Staatssekretär Dr. Trendelenburg hielt es auch für sicher, daß England in absehbarer Zeit zum Schutzzoll übergehen würde. Bei der Frage, ob die handelspolitischen Schwierigkeiten jetzt von Deutschland so vermehrt werden sollten, oder ob gewartet werden solle, bis durch die englische Wirtschaftspolitik Dänemark und Holland abgedrängt würden, sei die enorme Arbeitslosigkeit in Deutschland zu berücksichtigen. Dänemark und Holland seien jetzt stärker als Deutschland. Sie könnten sich für die Angriffe aus England jetzt bereits sichern. Die Gegenmaßnahmen der beiden Länder würden einsetzen, sobald die Erhöhung des Butterzolles im Prinzip beschlossen sei. Es empfehle sich daher, die Butterfrage zurückzustellen, bis sie durch Einführung des Präferentialsystems in England akut geworden sei.

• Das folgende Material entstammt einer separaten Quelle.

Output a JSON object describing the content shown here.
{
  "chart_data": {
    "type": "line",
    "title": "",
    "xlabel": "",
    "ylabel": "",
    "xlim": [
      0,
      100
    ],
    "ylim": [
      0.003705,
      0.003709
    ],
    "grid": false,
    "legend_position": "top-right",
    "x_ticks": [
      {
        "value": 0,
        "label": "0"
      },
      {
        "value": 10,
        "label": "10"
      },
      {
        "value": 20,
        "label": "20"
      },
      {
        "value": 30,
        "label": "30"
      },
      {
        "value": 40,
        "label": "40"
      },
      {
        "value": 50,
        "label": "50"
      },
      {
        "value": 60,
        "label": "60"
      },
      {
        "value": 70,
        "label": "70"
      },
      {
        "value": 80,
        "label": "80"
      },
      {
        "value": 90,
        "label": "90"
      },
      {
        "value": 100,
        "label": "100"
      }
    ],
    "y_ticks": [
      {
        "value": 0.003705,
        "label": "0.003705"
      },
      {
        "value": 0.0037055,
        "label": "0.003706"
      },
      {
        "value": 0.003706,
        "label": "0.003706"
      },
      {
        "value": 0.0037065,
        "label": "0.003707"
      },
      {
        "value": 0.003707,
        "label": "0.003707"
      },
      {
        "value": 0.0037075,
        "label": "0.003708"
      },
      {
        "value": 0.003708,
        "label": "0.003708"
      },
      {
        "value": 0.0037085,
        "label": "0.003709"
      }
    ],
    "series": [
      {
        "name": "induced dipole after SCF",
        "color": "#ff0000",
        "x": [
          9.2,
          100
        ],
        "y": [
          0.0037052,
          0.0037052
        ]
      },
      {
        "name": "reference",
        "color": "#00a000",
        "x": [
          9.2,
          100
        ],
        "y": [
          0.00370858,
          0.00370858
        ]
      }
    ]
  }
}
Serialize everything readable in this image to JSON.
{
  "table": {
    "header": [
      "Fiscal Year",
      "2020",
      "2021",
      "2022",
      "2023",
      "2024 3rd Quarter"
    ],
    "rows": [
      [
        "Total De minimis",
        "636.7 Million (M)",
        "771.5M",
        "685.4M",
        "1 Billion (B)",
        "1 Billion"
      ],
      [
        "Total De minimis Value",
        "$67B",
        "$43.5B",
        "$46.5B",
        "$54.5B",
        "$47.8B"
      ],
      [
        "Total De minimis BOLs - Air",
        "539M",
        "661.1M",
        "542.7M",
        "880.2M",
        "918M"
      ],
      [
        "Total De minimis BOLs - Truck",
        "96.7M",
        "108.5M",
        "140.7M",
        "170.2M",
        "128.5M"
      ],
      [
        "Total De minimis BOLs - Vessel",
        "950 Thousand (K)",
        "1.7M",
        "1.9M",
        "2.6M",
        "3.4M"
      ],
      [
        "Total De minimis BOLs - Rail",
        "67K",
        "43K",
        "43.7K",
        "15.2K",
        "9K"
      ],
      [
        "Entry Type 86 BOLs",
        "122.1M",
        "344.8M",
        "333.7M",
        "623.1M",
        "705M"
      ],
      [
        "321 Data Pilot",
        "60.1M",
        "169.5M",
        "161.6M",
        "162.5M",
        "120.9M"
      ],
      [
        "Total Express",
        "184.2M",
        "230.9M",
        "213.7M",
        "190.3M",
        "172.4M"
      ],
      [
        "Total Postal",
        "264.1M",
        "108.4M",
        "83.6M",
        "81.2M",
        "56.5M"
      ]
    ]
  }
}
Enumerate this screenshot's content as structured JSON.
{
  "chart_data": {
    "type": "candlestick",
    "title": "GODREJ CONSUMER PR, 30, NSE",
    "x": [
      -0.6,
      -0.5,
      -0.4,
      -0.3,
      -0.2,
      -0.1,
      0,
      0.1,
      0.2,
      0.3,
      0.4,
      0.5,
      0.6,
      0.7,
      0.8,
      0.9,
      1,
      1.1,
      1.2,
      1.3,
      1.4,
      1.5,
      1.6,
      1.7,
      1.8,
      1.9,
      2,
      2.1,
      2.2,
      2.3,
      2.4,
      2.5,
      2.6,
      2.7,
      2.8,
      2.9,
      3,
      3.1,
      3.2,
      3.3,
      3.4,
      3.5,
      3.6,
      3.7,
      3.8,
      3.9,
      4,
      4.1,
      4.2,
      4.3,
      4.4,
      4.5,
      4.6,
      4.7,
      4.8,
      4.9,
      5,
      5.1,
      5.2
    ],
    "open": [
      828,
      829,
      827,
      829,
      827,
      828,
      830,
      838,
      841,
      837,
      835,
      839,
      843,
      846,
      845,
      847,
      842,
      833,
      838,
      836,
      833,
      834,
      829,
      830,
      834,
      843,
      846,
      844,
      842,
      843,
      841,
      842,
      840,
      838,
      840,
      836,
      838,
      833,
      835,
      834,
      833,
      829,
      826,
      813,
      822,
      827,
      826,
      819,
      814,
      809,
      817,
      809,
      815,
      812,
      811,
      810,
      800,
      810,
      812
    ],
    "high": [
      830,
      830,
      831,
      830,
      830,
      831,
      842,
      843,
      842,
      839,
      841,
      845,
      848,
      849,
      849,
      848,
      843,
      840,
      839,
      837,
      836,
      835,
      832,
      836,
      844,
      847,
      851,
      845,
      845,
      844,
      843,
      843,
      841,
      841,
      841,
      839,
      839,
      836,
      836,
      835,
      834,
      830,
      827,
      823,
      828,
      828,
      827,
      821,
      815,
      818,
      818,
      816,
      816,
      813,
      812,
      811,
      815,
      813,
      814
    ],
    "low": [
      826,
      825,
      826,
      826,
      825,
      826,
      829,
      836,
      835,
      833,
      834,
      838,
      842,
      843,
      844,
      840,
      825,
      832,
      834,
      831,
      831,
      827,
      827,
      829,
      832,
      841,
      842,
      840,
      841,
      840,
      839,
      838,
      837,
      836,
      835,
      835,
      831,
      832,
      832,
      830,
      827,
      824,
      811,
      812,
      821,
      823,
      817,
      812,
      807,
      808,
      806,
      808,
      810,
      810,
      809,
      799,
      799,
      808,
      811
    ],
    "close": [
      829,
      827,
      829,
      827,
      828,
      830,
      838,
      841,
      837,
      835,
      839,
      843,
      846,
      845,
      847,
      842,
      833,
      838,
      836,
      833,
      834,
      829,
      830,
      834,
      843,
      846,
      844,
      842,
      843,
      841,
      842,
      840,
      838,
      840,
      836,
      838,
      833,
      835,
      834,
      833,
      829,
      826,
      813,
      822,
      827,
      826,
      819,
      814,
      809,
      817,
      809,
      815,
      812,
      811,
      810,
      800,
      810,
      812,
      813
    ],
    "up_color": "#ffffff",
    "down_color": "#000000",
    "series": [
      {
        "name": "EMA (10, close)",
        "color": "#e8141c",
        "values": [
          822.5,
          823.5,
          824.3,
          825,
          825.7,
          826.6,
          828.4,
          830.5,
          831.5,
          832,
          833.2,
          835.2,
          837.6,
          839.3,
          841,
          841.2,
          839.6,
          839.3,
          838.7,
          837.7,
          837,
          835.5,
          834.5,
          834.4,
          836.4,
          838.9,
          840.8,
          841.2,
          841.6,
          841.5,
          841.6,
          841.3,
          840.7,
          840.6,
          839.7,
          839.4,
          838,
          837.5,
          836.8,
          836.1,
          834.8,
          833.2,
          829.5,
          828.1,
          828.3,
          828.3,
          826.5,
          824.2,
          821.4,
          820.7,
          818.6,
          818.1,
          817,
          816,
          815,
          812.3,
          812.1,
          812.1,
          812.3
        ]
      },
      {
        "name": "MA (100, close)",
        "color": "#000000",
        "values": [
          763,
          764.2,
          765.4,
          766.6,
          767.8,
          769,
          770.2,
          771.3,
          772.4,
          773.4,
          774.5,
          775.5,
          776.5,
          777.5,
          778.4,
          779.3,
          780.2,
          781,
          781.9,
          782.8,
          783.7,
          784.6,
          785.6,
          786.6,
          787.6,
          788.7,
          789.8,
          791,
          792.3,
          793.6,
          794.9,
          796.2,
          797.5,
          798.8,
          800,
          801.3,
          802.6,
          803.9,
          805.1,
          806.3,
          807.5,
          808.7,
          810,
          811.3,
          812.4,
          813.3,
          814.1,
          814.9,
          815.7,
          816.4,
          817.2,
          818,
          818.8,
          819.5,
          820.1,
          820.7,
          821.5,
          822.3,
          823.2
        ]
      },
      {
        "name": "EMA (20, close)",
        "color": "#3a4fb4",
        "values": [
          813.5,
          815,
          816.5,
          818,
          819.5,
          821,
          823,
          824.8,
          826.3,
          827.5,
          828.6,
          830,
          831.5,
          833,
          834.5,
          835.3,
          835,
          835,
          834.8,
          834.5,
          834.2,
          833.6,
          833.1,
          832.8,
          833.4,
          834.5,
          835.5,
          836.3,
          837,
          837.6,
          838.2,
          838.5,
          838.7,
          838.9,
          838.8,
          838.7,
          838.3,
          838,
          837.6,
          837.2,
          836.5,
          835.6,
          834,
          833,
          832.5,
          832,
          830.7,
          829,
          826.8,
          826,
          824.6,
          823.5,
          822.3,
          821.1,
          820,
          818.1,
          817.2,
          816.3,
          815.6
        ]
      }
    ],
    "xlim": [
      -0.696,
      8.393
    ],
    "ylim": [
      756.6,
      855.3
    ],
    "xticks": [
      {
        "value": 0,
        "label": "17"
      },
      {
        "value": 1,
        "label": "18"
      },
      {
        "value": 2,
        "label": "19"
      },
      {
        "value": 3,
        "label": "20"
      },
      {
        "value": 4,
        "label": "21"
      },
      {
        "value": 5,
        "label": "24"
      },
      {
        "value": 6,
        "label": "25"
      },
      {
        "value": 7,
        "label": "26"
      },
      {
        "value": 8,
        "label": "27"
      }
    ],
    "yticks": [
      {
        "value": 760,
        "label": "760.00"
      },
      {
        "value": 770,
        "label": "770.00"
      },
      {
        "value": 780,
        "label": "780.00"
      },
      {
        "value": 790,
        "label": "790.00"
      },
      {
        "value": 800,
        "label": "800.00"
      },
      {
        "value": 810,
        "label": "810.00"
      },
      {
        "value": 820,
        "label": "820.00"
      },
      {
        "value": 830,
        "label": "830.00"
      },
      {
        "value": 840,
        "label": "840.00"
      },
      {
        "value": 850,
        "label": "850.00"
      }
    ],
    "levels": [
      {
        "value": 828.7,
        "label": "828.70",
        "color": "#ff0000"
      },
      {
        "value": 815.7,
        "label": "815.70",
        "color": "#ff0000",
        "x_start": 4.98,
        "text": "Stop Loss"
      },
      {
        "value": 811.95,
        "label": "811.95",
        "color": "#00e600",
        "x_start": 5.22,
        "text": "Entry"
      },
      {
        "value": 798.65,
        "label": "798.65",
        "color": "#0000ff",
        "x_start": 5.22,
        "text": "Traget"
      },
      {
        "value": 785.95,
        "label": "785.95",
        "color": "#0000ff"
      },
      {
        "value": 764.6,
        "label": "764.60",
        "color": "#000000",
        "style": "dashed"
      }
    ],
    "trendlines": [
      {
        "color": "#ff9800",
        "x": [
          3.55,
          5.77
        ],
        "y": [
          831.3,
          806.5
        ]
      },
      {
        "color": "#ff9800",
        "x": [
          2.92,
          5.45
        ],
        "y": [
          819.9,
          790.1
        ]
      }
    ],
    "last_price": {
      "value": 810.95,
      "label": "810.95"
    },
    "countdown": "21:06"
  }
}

Der Reichsarbeitsminister betonte erneut, daß er an seiner ablehnenden Stellung zum Butterzoll festhalten müsse. Der Auffassung des Reichskanzlers[896] könne er beitreten, wenn Deutschland nicht zur Zeit 5 Millionen Arbeitslose hätte15. Es frage sich nur, ob Zeit und der Weg richtig gewählt würden16.

15

Im Januar 1931 waren bei den Arbeitsämtern 4 886 925 Arbeitslose gemeldet (Stat. Jb. für das Dt. Reich 51 (1932), S. 291).

16

Im Protokoll wurde der vorhergehende Satz gestrichen: „Grundsätzlich stimme er mit den Auffassungen überein.“

Die Nachbarstaaten würden die deutsche Schwäche in vollem Maße ausnützen. Die Ausfuhr Deutschlands würde außerordentlich stark zurückgehen.

Die Arbeiterschaft erhebe geschlossen beim Herrn Reichspräsidenten Vorstellungen. Sie weise darauf hin, daß sie in letzter Zeit fast alle Lasten der Umstellung getragen habe17. Die Entscheidung müsse deswegen zurückgestellt werden18.

17

Vgl. Dok. Nr. 238 und Dok. Nr. 251.

18

Zur Fortsetzung der Beratung s. Dok. Nr. 248, P. 1.